A empresa também investe em soluções para superar a escassez de estações de recarga no Brasil. A tecnologia de baterias da BYD, como a Blade, garante segurança e autonomia de até 1.000 km em alguns modelos, reduzindo a dependência de infraestrutura de carregamento. Esses avanços posicionam a montadora como líder na transição para um futuro de baixa emissão no setor automotivo.
Preparação da mão de obra local
A qualificação profissional é uma prioridade para a BYD. Além dos trabalhadores em treinamento na China, a empresa firmou parcerias com o governo da Bahia para capacitar mão de obra local. Programas de formação técnica estão em andamento, com foco em tecnologias de veículos elétricos e híbridos. A meta é que a maioria das vagas na fábrica seja ocupada por baianos, reduzindo a dependência de profissionais de fora da região.
A abertura de 2 mil vagas em janeiro de 2025, seguida por 3 mil em maio e 5 mil em agosto, reflete o ritmo acelerado do projeto. As contratações abrangem diversas áreas, de montagem a pesquisa e desenvolvimento, consolidando Camaçari como um polo de inovação automotiva.
Integração com o mercado latino-americano
A fábrica de Camaçari não atenderá apenas o Brasil. A BYD planeja exportar veículos para outros países da América Latina, aproveitando a localização estratégica do Porto de Aratu. A produção de baterias e componentes em larga escala pode atrair investimentos de fornecedores, criando uma cadeia produtiva robusta na região. Essa integração reforça a posição do Brasil como um player relevante no mercado global de veículos eletrificados.
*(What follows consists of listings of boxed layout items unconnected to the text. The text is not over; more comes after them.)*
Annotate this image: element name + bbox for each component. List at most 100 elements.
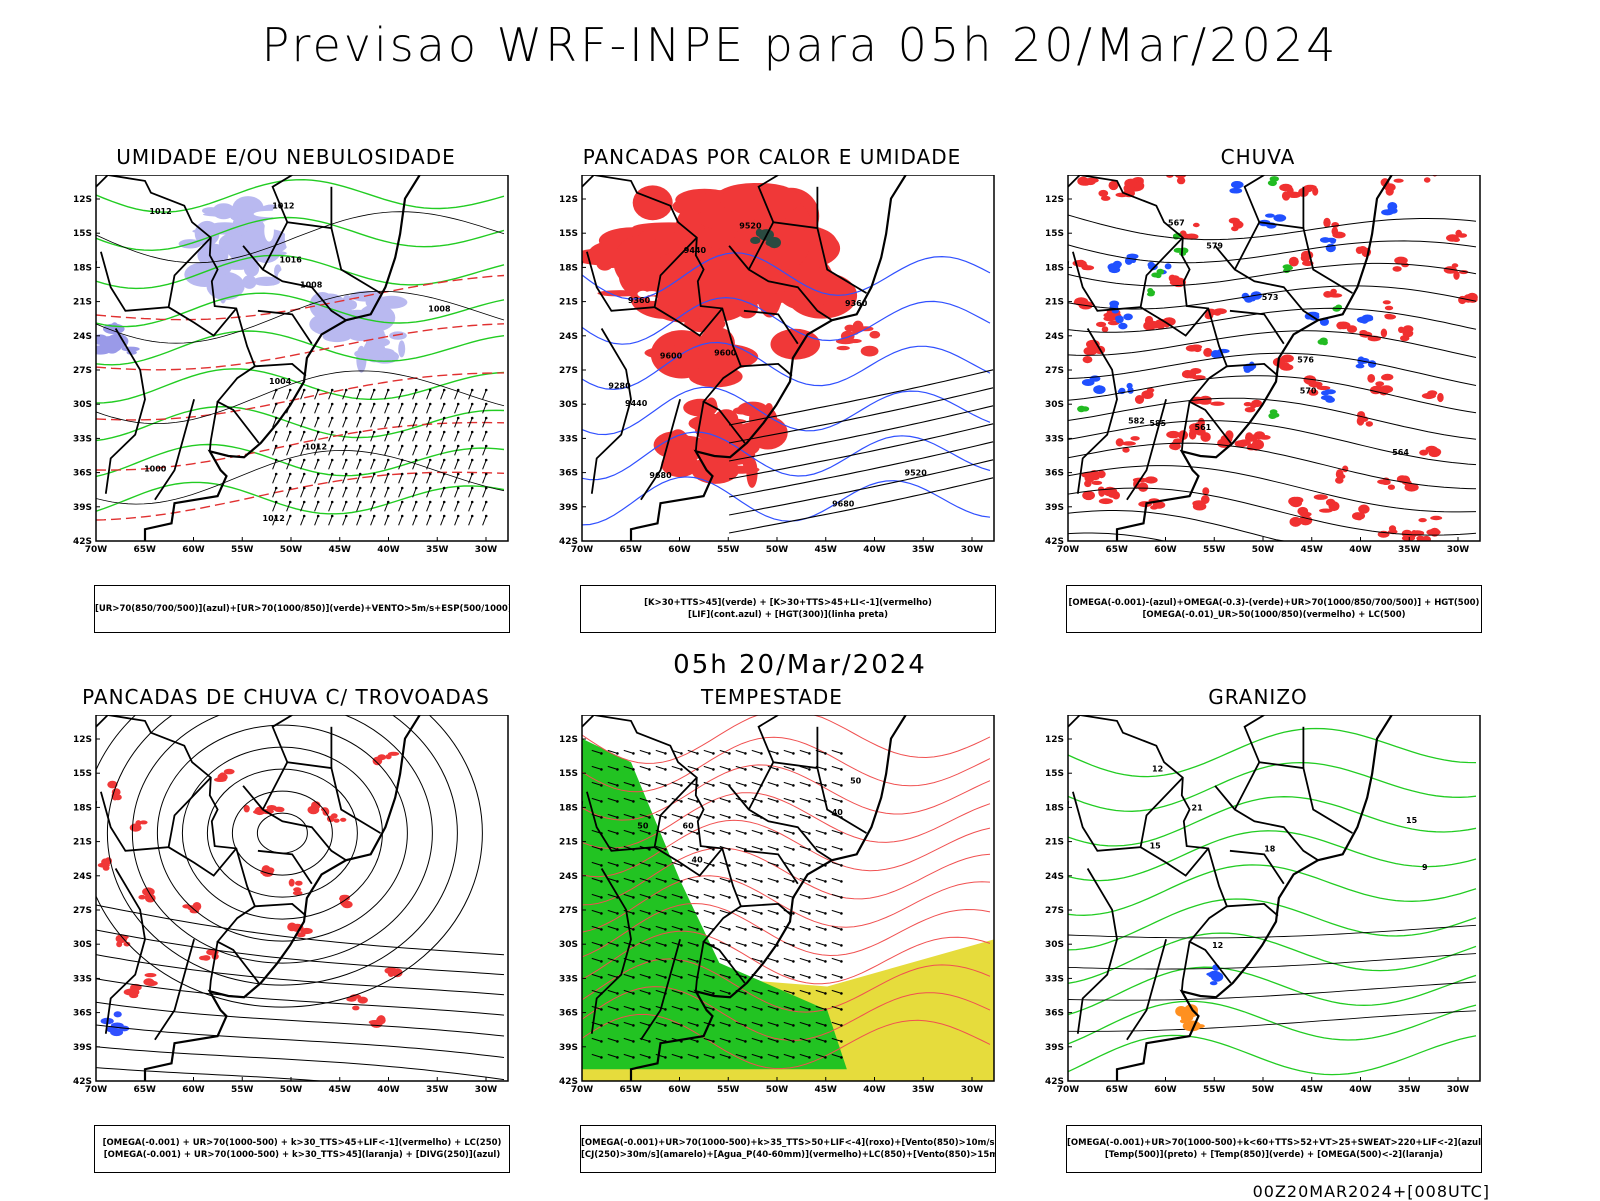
lon-tick-label: 70W <box>85 1085 108 1095</box>
weather-map: 211815121512912S15S18S21S24S27S30S33S36S… <box>1028 715 1488 1115</box>
lat-tick-label: 27S <box>1045 906 1064 916</box>
lon-tick-label: 70W <box>1057 545 1080 555</box>
lat-tick-label: 27S <box>73 906 92 916</box>
legend-line: [OMEGA(-0.001)-(azul)+OMEGA(-0.3)-(verde… <box>1067 597 1481 609</box>
lon-tick-label: 40W <box>1349 545 1372 555</box>
lon-tick-label: 45W <box>815 1085 838 1095</box>
lon-tick-label: 70W <box>571 545 594 555</box>
lon-tick-label: 30W <box>475 545 498 555</box>
panel-legend: [OMEGA(-0.001) + UR>70(1000-500) + k>30_… <box>94 1125 510 1173</box>
contour-label: 9600 <box>660 352 683 361</box>
contour-label: 576 <box>1297 355 1314 364</box>
panel-legend: [K>30+TTS>45](verde) + [K>30+TTS>45+LI<-… <box>580 585 996 633</box>
legend-line: [K>30+TTS>45](verde) + [K>30+TTS>45+LI<-… <box>581 597 995 609</box>
contour-label: 9680 <box>832 499 855 508</box>
lat-tick-label: 33S <box>73 434 92 444</box>
contour-label: 1012 <box>149 207 171 216</box>
contour-label: 1012 <box>263 514 285 523</box>
lat-tick-label: 24S <box>73 872 92 882</box>
lat-tick-label: 12S <box>559 735 578 745</box>
legend-line: [Temp(500)](preto) + [Temp(850)](verde) … <box>1067 1149 1481 1161</box>
lat-tick-label: 18S <box>1045 803 1064 813</box>
contour-label: 1012 <box>272 202 294 211</box>
lon-tick-label: 45W <box>1301 545 1324 555</box>
lat-tick-label: 15S <box>559 769 578 779</box>
lat-tick-label: 36S <box>1045 469 1064 479</box>
lon-tick-label: 60W <box>1154 545 1177 555</box>
lat-tick-label: 36S <box>1045 1009 1064 1019</box>
lat-tick-label: 15S <box>73 229 92 239</box>
panel-legend: [OMEGA(-0.001)-(azul)+OMEGA(-0.3)-(verde… <box>1066 585 1482 633</box>
lat-tick-label: 15S <box>1045 769 1064 779</box>
contour-label: 12 <box>1212 941 1223 950</box>
lon-tick-label: 35W <box>912 545 935 555</box>
contour-label: 9280 <box>608 382 631 391</box>
contour-label: 561 <box>1195 423 1212 432</box>
contour-label: 9360 <box>845 299 868 308</box>
contour-label: 9440 <box>625 399 648 408</box>
lat-tick-label: 33S <box>1045 434 1064 444</box>
legend-line: [OMEGA(-0.01)_UR>50(1000/850)(vermelho) … <box>1067 609 1481 621</box>
lat-tick-label: 24S <box>559 332 578 342</box>
lat-tick-label: 27S <box>73 366 92 376</box>
lat-tick-label: 30S <box>73 940 92 950</box>
legend-line: [OMEGA(-0.001) + UR>70(1000-500) + k>30_… <box>95 1149 509 1161</box>
panel-title: CHUVA <box>1028 145 1488 169</box>
contour-label: 567 <box>1168 218 1185 227</box>
lat-tick-label: 15S <box>559 229 578 239</box>
lon-tick-label: 65W <box>1106 545 1129 555</box>
contour-label: 564 <box>1392 448 1409 457</box>
main-title: Previsao WRF-INPE para 05h 20/Mar/2024 <box>0 18 1600 72</box>
panel-title: GRANIZO <box>1028 685 1488 709</box>
lon-tick-label: 70W <box>571 1085 594 1095</box>
lon-tick-label: 65W <box>620 545 643 555</box>
lon-tick-label: 40W <box>377 545 400 555</box>
panel-title: PANCADAS DE CHUVA C/ TROVOADAS <box>56 685 516 709</box>
lon-tick-label: 55W <box>1203 1085 1226 1095</box>
lon-tick-label: 40W <box>1349 1085 1372 1095</box>
lat-tick-label: 12S <box>73 735 92 745</box>
contour-label: 1000 <box>144 465 167 474</box>
panel-title: TEMPESTADE <box>542 685 1002 709</box>
panel-title: UMIDADE E/OU NEBULOSIDADE <box>56 145 516 169</box>
lon-tick-label: 30W <box>961 545 984 555</box>
contour-label: 40 <box>692 856 704 865</box>
lat-tick-label: 18S <box>1045 263 1064 273</box>
lat-tick-label: 36S <box>559 1009 578 1019</box>
lat-tick-label: 39S <box>73 1043 92 1053</box>
lon-tick-label: 40W <box>863 545 886 555</box>
weather-map: 9680960095209440936092809680960095209440… <box>542 175 1002 575</box>
lat-tick-label: 21S <box>73 838 92 848</box>
lon-tick-label: 30W <box>1447 545 1470 555</box>
lat-tick-label: 39S <box>1045 503 1064 513</box>
legend-line: [OMEGA(-0.001)+UR>70(1000-500)+k>35_TTS>… <box>581 1137 995 1149</box>
lat-tick-label: 12S <box>1045 195 1064 205</box>
contour-label: 15 <box>1150 842 1162 851</box>
lat-tick-label: 36S <box>73 1009 92 1019</box>
lon-tick-label: 35W <box>1398 545 1421 555</box>
contour-label: 579 <box>1206 242 1223 251</box>
contour-label: 1008 <box>428 305 451 314</box>
panel-umidade: UMIDADE E/OU NEBULOSIDADE 1012 1008 1012 101… <box>56 145 516 615</box>
lat-tick-label: 33S <box>559 974 578 984</box>
lat-tick-label: 12S <box>73 195 92 205</box>
lat-tick-label: 12S <box>1045 735 1064 745</box>
contour-label: 570 <box>1300 387 1317 396</box>
contour-label: 40 <box>832 808 844 817</box>
lon-tick-label: 60W <box>182 1085 205 1095</box>
lat-tick-label: 33S <box>1045 974 1064 984</box>
lat-tick-label: 30S <box>559 400 578 410</box>
contour-label: 585 <box>1149 419 1166 428</box>
lon-tick-label: 35W <box>912 1085 935 1095</box>
lon-tick-label: 55W <box>717 1085 740 1095</box>
contour-label: 9440 <box>684 246 707 255</box>
lon-tick-label: 50W <box>1252 1085 1275 1095</box>
legend-line: [OMEGA(-0.001) + UR>70(1000-500) + k>30_… <box>95 1137 509 1149</box>
lon-tick-label: 50W <box>280 1085 303 1095</box>
lat-tick-label: 24S <box>1045 872 1064 882</box>
lon-tick-label: 60W <box>668 545 691 555</box>
lat-tick-label: 30S <box>1045 940 1064 950</box>
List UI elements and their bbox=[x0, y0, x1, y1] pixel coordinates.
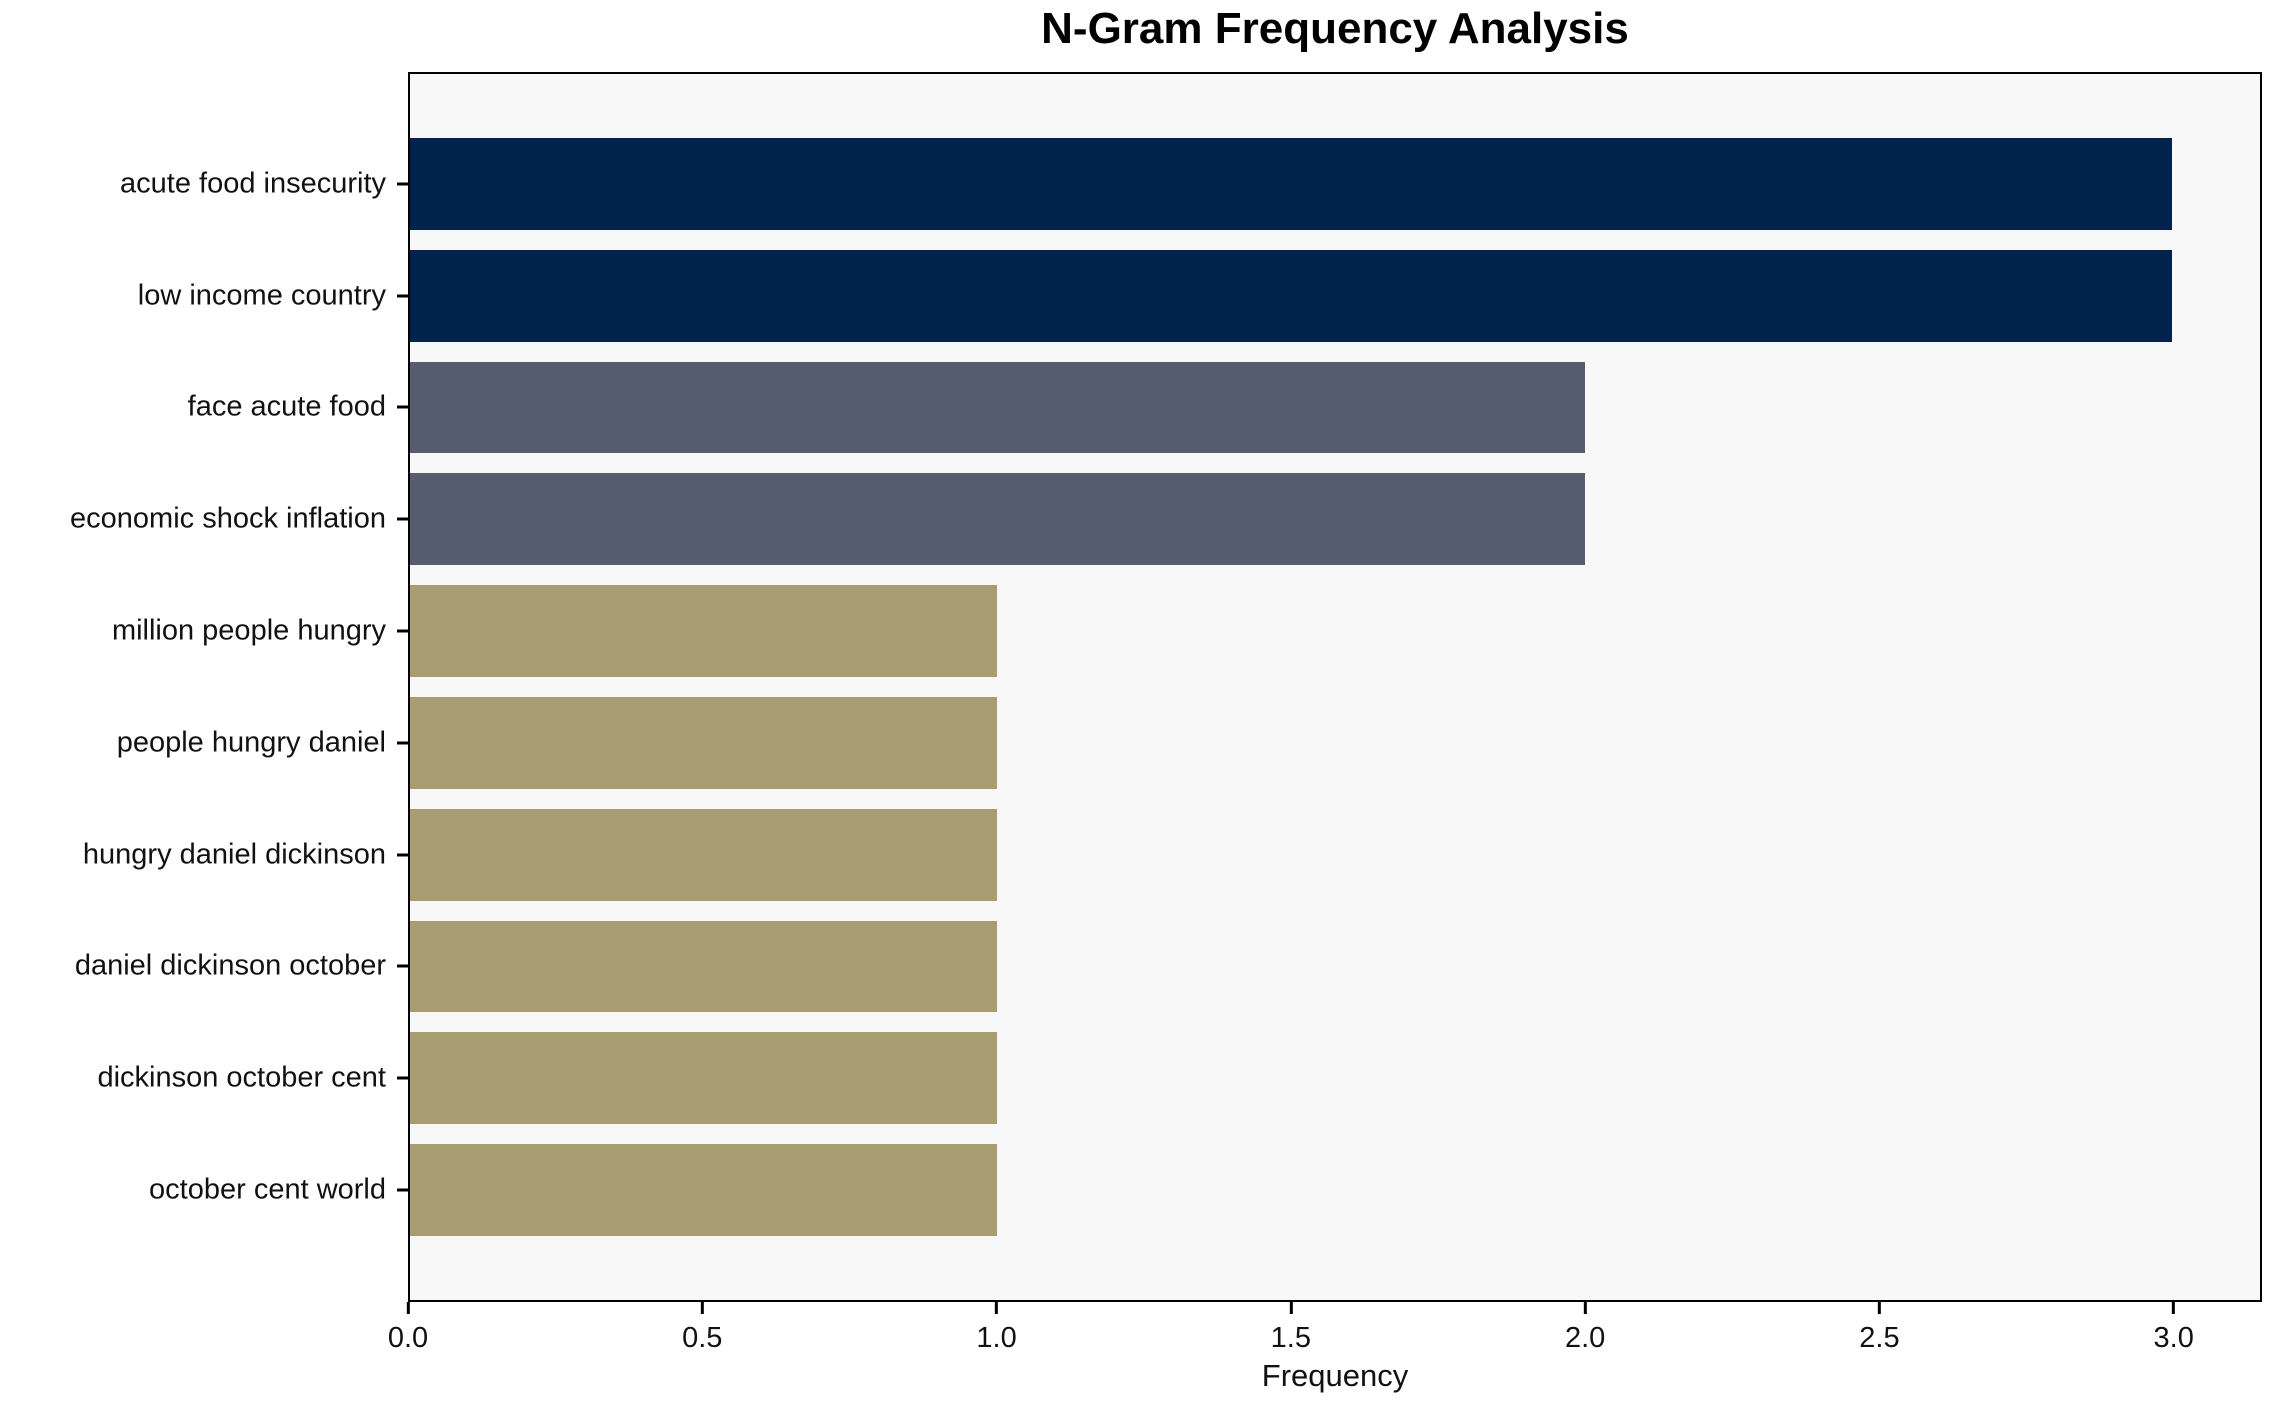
x-tick-label: 1.5 bbox=[1270, 1322, 1312, 1354]
x-tick: 1.5 bbox=[1271, 1302, 1311, 1355]
bar-row: acute food insecurity bbox=[120, 128, 2260, 240]
bar-row: low income country bbox=[138, 240, 2260, 352]
chart-title: N-Gram Frequency Analysis bbox=[1041, 4, 1629, 53]
y-tick-mark bbox=[397, 405, 408, 409]
x-tick-mark bbox=[1289, 1302, 1293, 1314]
x-tick-label: 0.0 bbox=[387, 1322, 429, 1354]
x-axis: 0.0 0.5 1.0 1.5 2.0 2.5 3.0 bbox=[388, 1302, 2262, 1372]
bar bbox=[410, 808, 998, 901]
x-tick: 1.0 bbox=[976, 1302, 1017, 1355]
x-tick: 2.0 bbox=[1565, 1302, 1605, 1355]
x-tick-mark bbox=[700, 1302, 704, 1314]
bar bbox=[410, 585, 998, 677]
y-axis-category-label: million people hungry bbox=[111, 614, 386, 647]
bar bbox=[410, 1144, 998, 1236]
y-tick-mark bbox=[397, 517, 408, 521]
x-tick-label: 2.5 bbox=[1859, 1322, 1900, 1354]
y-tick-mark bbox=[397, 629, 408, 633]
bar bbox=[410, 138, 2172, 230]
y-tick-mark bbox=[397, 853, 408, 857]
bar-row: million people hungry bbox=[112, 575, 2260, 687]
bar-row: hungry daniel dickinson bbox=[83, 799, 2260, 911]
bar-row: dickinson october cent bbox=[97, 1022, 2260, 1134]
y-axis-category-label: face acute food bbox=[187, 390, 386, 423]
plot-area: acute food insecurity low income country f… bbox=[70, 72, 2262, 1302]
y-axis-category-label: dickinson october cent bbox=[97, 1061, 386, 1094]
bar bbox=[410, 920, 998, 1013]
bar-row: economic shock inflation bbox=[70, 463, 2260, 575]
x-tick-label: 1.0 bbox=[976, 1322, 1017, 1354]
y-tick-mark bbox=[397, 294, 408, 298]
y-axis-category-label: hungry daniel dickinson bbox=[82, 838, 386, 871]
y-tick-mark bbox=[397, 964, 408, 968]
y-tick-mark bbox=[397, 1188, 408, 1192]
y-axis-category-label: low income country bbox=[137, 279, 386, 312]
x-tick-mark bbox=[1877, 1302, 1881, 1314]
bar bbox=[410, 1032, 998, 1125]
x-tick-mark bbox=[995, 1302, 999, 1314]
x-tick: 0.0 bbox=[388, 1302, 428, 1355]
y-tick-mark bbox=[397, 182, 408, 186]
x-tick-label: 3.0 bbox=[2153, 1322, 2194, 1354]
x-tick-mark bbox=[2172, 1302, 2176, 1314]
bar bbox=[410, 249, 2172, 342]
bar-row: people hungry daniel bbox=[117, 687, 2260, 799]
bar bbox=[410, 361, 1585, 454]
x-tick: 3.0 bbox=[2154, 1302, 2194, 1355]
bar-row: face acute food bbox=[188, 352, 2260, 464]
y-tick-mark bbox=[397, 1076, 408, 1080]
x-tick-mark bbox=[1583, 1302, 1587, 1314]
y-axis-category-label: economic shock inflation bbox=[70, 502, 386, 535]
x-tick-label: 0.5 bbox=[682, 1322, 723, 1354]
y-axis-category-label: daniel dickinson october bbox=[74, 949, 386, 982]
x-tick: 0.5 bbox=[682, 1302, 722, 1355]
x-axis-title: Frequency bbox=[1261, 1358, 1409, 1393]
x-tick-label: 2.0 bbox=[1564, 1322, 1606, 1354]
bar-row: daniel dickinson october bbox=[75, 911, 2260, 1023]
y-axis-category-label: people hungry daniel bbox=[116, 726, 386, 759]
y-axis-category-label: acute food insecurity bbox=[120, 167, 386, 200]
x-tick: 2.5 bbox=[1859, 1302, 1900, 1355]
y-axis-category-label: october cent world bbox=[149, 1173, 386, 1206]
bars-container: acute food insecurity low income country f… bbox=[70, 74, 2260, 1300]
x-tick-mark bbox=[406, 1302, 410, 1314]
y-tick-mark bbox=[397, 741, 408, 745]
bar-row: october cent world bbox=[149, 1134, 2260, 1246]
bar bbox=[410, 473, 1585, 566]
bar bbox=[410, 697, 998, 789]
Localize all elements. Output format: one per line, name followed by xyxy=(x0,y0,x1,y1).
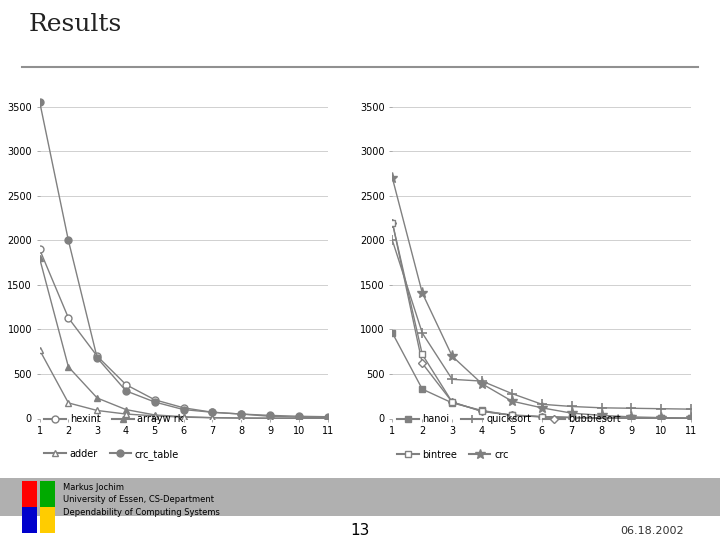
Bar xyxy=(22,507,37,534)
Legend: hanoi, quicksort, bubblesort: hanoi, quicksort, bubblesort xyxy=(397,414,621,424)
Bar xyxy=(40,481,55,507)
Text: 13: 13 xyxy=(351,523,369,538)
Legend: bintree, crc: bintree, crc xyxy=(397,449,509,460)
Text: Dependability of Computing Systems: Dependability of Computing Systems xyxy=(63,508,220,517)
Legend: hexint, arrayw rk: hexint, arrayw rk xyxy=(45,414,184,424)
Text: University of Essen, CS-Department: University of Essen, CS-Department xyxy=(63,495,214,504)
Text: Markus Jochim: Markus Jochim xyxy=(63,483,124,492)
Bar xyxy=(0,478,720,516)
Text: 06.18.2002: 06.18.2002 xyxy=(621,525,684,536)
Bar xyxy=(22,481,37,507)
Text: Results: Results xyxy=(29,13,122,36)
Legend: adder, crc_table: adder, crc_table xyxy=(45,449,179,460)
Bar xyxy=(40,507,55,534)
Curiosidades sobre a BYD no Brasil
A trajetória da BYD no país vai além da produção de automóveis. A empresa já opera fábricas em Campinas (SP) para chassis de ônibus elétricos e em Manaus (AM) para baterias de lítio. A seguir, algumas informações adicionais:
- Presença desde 2015: A BYD começou no Brasil com ônibus elétricos em Campinas.
- Projetos de mobilidade: A empresa desenvolve o SkyRail, um monotrilho em Salvador.
- Inovação local: O centro de P&D em Camaçari será o primeiro da BYD nas Américas.
- Recorde de vendas: Em 2024, o Dolphin Mini foi o elétrico mais vendido do Brasil.